What is Matt Chandler’s diagnosis?
On Thanksgiving morning in 2009, Chandler suffered a seizure and was found to have a malignant brain tumor in his right frontal lobe. After surgery on December 4, 2009, the pathology report identified a Grade 3 Anaplastic oligodendroglioma. He underwent 18 months of radiation and chemotherapy, continued preaching throughout treatment, and celebrated being cancer-free for over five years in 2015. He has continued in full active ministry since his recovery.

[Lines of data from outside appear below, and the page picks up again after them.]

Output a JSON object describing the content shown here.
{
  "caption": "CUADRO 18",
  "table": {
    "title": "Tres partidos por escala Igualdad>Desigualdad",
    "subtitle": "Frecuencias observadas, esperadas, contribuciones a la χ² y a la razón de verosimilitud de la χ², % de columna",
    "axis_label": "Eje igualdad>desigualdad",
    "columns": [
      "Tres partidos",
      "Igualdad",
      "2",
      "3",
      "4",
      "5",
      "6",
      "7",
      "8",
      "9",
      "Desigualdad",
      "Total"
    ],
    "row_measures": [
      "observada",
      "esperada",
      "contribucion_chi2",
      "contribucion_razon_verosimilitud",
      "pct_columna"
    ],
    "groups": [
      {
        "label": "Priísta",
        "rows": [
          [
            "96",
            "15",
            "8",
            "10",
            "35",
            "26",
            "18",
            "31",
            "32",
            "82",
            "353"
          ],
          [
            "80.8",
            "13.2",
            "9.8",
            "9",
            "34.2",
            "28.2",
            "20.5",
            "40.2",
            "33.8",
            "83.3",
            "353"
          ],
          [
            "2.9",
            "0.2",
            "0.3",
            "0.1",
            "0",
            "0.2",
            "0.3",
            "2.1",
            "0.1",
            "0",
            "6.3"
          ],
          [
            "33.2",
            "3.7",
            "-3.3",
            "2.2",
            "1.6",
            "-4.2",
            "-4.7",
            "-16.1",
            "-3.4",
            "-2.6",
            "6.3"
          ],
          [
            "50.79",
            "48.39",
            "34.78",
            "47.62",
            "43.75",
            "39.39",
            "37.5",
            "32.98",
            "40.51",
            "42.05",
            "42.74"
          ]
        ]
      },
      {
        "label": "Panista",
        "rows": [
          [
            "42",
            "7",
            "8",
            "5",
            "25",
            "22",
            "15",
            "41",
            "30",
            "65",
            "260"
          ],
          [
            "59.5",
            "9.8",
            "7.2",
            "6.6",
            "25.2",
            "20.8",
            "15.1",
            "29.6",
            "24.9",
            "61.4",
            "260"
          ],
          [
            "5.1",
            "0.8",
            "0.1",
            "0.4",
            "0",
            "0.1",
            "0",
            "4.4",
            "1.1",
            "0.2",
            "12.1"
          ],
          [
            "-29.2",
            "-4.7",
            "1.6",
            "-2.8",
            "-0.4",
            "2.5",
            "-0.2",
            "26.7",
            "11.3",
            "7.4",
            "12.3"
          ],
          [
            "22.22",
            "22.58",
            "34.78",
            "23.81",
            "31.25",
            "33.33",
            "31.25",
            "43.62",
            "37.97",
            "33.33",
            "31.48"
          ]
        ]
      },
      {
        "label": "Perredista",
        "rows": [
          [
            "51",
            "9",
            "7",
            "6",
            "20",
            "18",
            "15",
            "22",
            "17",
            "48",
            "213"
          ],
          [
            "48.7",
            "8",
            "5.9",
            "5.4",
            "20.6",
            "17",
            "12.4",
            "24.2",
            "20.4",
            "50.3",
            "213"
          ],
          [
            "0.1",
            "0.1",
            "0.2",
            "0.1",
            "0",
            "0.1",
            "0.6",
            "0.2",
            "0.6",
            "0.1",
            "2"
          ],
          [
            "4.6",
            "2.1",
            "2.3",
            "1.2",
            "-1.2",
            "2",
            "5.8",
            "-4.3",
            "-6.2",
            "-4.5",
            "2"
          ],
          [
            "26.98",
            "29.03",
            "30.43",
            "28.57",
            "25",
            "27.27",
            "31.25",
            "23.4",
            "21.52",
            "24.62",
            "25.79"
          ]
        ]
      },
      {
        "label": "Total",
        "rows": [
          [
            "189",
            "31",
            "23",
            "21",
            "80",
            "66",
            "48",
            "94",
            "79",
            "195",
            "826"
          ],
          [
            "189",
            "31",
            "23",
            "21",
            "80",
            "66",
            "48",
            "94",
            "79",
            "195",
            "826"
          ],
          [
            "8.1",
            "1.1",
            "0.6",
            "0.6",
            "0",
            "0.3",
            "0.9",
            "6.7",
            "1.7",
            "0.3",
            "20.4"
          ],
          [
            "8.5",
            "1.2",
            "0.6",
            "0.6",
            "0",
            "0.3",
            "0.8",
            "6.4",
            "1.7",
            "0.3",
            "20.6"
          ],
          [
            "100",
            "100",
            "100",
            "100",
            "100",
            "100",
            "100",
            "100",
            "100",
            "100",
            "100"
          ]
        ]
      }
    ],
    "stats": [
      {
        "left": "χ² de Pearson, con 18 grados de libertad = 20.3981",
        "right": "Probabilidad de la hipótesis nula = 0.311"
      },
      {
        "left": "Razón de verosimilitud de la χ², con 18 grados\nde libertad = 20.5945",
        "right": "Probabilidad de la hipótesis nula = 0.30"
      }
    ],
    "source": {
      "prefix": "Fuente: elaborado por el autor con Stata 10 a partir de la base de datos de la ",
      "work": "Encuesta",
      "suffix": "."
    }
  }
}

What is Matt Chandler famous for?
Matt Chandler is known for his Reformed, expository preaching style, his leadership of The Village Church in Flower Mound, Texas, his role in the Acts 29 church-planting network, his public battle with brain cancer in 2009-2011, and his books including The Explicit Gospel and The Mingling of Souls. He was a central figure in the “Young, Restless, and Reformed” movement in American evangelicalism during the 2010s.
Who is Matt Chandler’s wife?
Matt Chandler’s wife is Lauren Chandler, whom he married on July 31, 1999. Lauren is a worship leader, singer-songwriter (debut album: The Narrow Place, 2012, Dove Award nominated), and author. She has written and spoken publicly about her experience of navigating her husband’s cancer diagnosis, miscarriages, and depression. They have three children: Audrey, Reid, and Norah.
Is Matt Chandler still married?
Yes. Matt and Lauren Chandler are still married. The question circulates online because of the 2022 leave of absence involving Instagram messages with another woman, which created speculation. No credible reporting has indicated the marriage ended or was legally threatened. Both continue to minister publicly together.
What is Matt Chandler’s height?
Matt Chandler is 6 feet 5 inches tall (196 cm).
What books has Matt Chandler written?
Chandler’s books include The Explicit Gospel (2012), Creature of the Word, The Mingling of Souls, Recovering Redemption, To Live Is Christ to Die Is Gain, Take Heart (2018), and his most recent, Blessed, a study of the Beatitudes. Most are published through Crossway, Thomas Nelson, or The Good Book Company.